そんなことを思っていると「ねえ、アマキ」と少し幼さの残る声がした。
「んー?」
アマキはレジカウンターから来客用のテーブルセットに視線を向ける。そこに座る小柄な少女はテーブルに頬杖をつき、ペン先をノートにトントンと当てながら「やっぱり、アマキっていうのしか思いつかない」と言った。アマキは苦笑する。
「それ、なんか前にも聞いた気がする。一応聞くけど、何の話?」
すると彼女は顔を上げて「あだ名」と答えた。
「あー、やっぱりか。まだ考えてたの? まもなく一年経ちますけど?」
「しばらく考えてなかったけど、そろそろ考えようかと思って」
「なんで?」
アマキが問うと彼女は少し考えるようにしてから「あだ名は特に親しみを込めて対象を呼ぶための名前」と言った。アマキは「そうだね。それも前に聞いた」と頷く。
「アオはアマキのことフジって呼んでる」
「うん」
「マッキーは天鬼さん」
「そうだね」
「それはつまり、アオはアマキのことを特別に思ってるってことでしょ? で、マッキーはアマキのことを特別には思ってない」
「んー、そうなのかな」
アマキは首を傾げた。
「違うの?」
「じゃあ、シロは槇本さんやナベくんのこと特別に思ってる?」
「特別……とは思ってない」
シロは眉を寄せる。アマキは苦笑して「でも、シロは二人のことをあだ名で呼んでるじゃん」と言った。すると彼女は神妙な顔で「たしかに」と頷いている。
「だから、別に呼び方で相手のことをどう思ってるかなんて決まらないんじゃない? ああ、もちろん悪意がこもったあだ名ってのはあるけどさ」
「ふうん……」
シロはペンを置くと「じゃ、アマキでいいや」と椅子の背にもたれた。
「いや、諦め早いな」
「ダメ?」
「まあ、いいけど。もう慣れちゃったしね。シロからそう呼ばれるの」
「わたしも慣れた」
彼女はそう言いながら立ち上がるとカウンターに近づいて来た。
「ん、何に? わたしをアマキって呼ぶこと?」
「アマキからシロって呼ばれること」
「ああ……」
アマキは笑う。最初はただの勘違いだったのだ。シロに名前を訊ねたときに彼女がそう言ったので、てっきりそれが彼女の名前だと思い込んでしまった。しかし――。

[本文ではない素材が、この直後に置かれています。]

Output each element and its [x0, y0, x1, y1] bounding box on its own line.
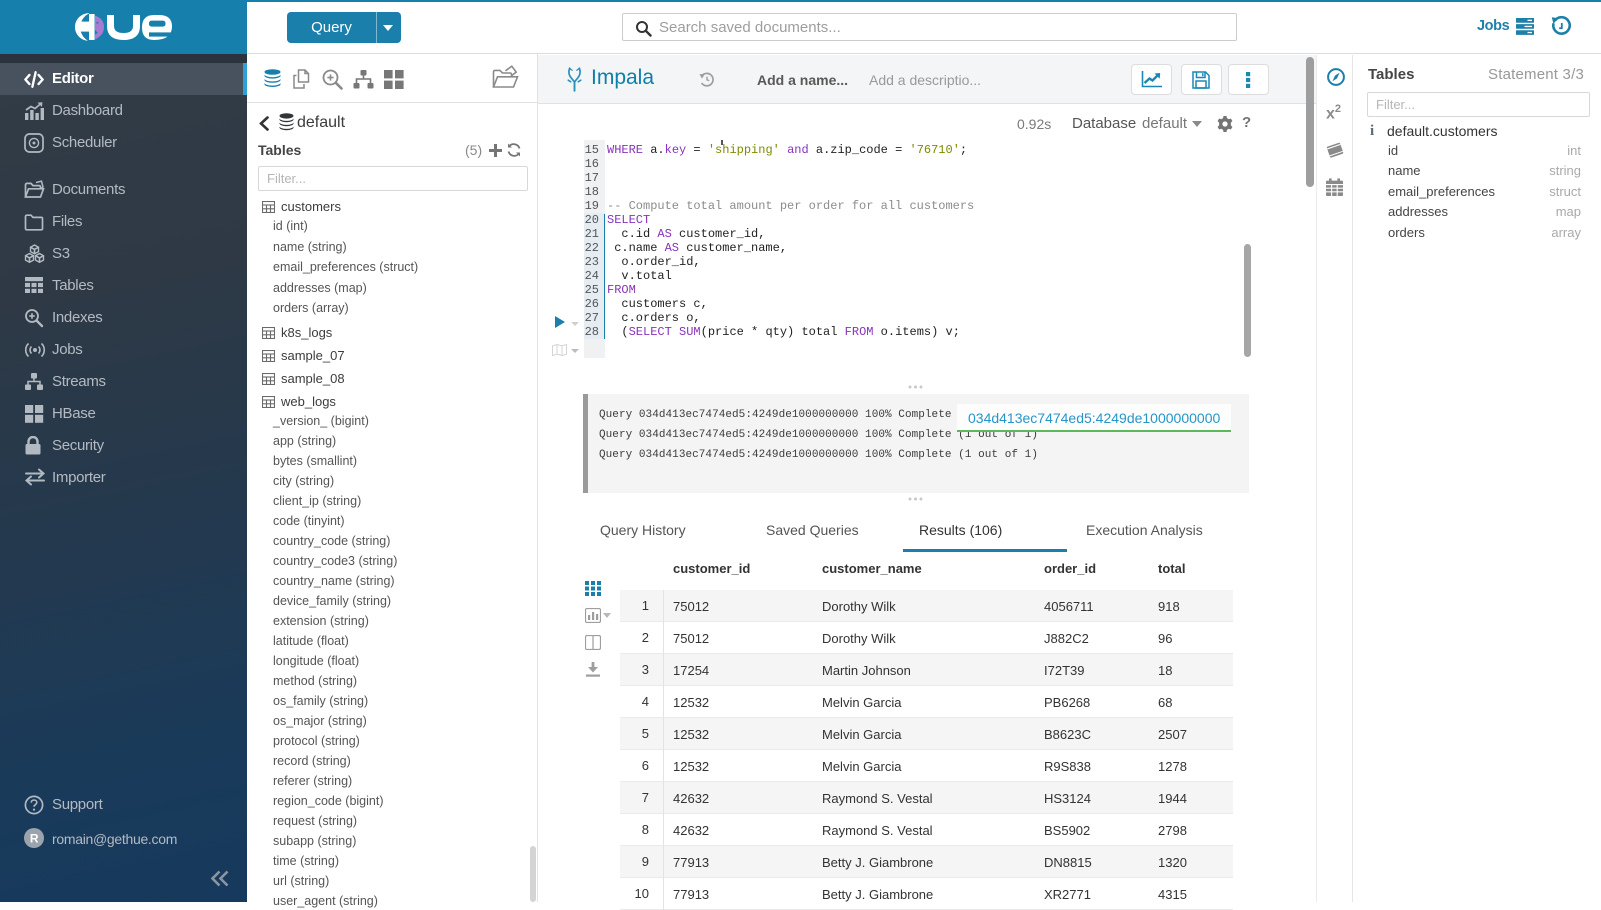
svg-text:R: R — [30, 831, 39, 845]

「あのときシロって言ったの。わたしの色のことだったんだよね?」
「うん。すごく綺麗な色だったから、つい口に出てた」
「そんなに白かったんだ?」
「今もだよ。アマキの色はおかしいくらい変わらないから安心する」
「ふうん。褒められてるのか微妙な言い方……」
しかしなんとなく、くすぐったい感じがしてアマキは無意味にパソコンの画面に視線を向けた。シロはカウンターに腕を乗せると「初めてだった」と小さな声で言った。
「え、なにが? ああ、白い色?」
視線を上げると彼女は「それもあるけど」と微笑む。
「あだ名で呼ばれたの」
「でも、わたしは本名だと思ってたんだよ。柊シロっていう変わった名前だなって思ってた」
「今は違うでしょ」
「まあ、そうだね。柊朱音、だよね。名前」
「アマキは、天鬼一藤」
「うん」
アマキはシロを見つめる。シロもまたアマキを見つめていた。彼女は「でも」と恥ずかしそうに笑う。
「今もアマキはわたしをシロって呼んでくれるし、わたしはアマキをアマキって呼んでる」
「アマキは本名だし」
「そうだけど」
「それに、シロのことをシロって呼んでるのはわたしだけじゃないでしょ?」
「うん」
シロは頷く。
「クロもアオも最近はマッキーもたまにそう呼んでくれる」
「嬉しい?」
「嬉しい。なんか、仲良しになったって感じがする」
「そっか。良かったね」
アマキは嬉しそうな表情のシロを見て微笑む。彼女は頷くと「でも、最初にそう呼んでくれたのはアマキだから」と言った。そして右手を差し出してくる。
「だから、わたしはアマキと友達になりたい」
アマキはじっと彼女の顔を見つめ、そして差し出された右手へ視線を向ける。
「えっと、これは?」
「握手」
「……友達になるのに握手が必要なの?」
「……普通は違うの?」
「見たことはない。いや、クロとハルカちゃんが友達になったときは握手してたか」
「あれが普通じゃないの?」
「違うと思う」
「じゃ、どうやって友達になるの? 友達になってくださいって言ったらそうなる?」
「いや、それも普通ではないんじゃない? わかんないけど」
アマキとシロは見つめ合い、やがて同時に笑った。そしてアマキは「まあ、いいや」とシロの右手を握った。
「わたしたちの普通は、これで友達になるってことにしよう」
「うん。よろしく、アマキ」
「よろしく、シロ」
アマキはシロと微笑み合う。そのとき「フジ、いるー?」と碧菜の声が店内に響き渡った。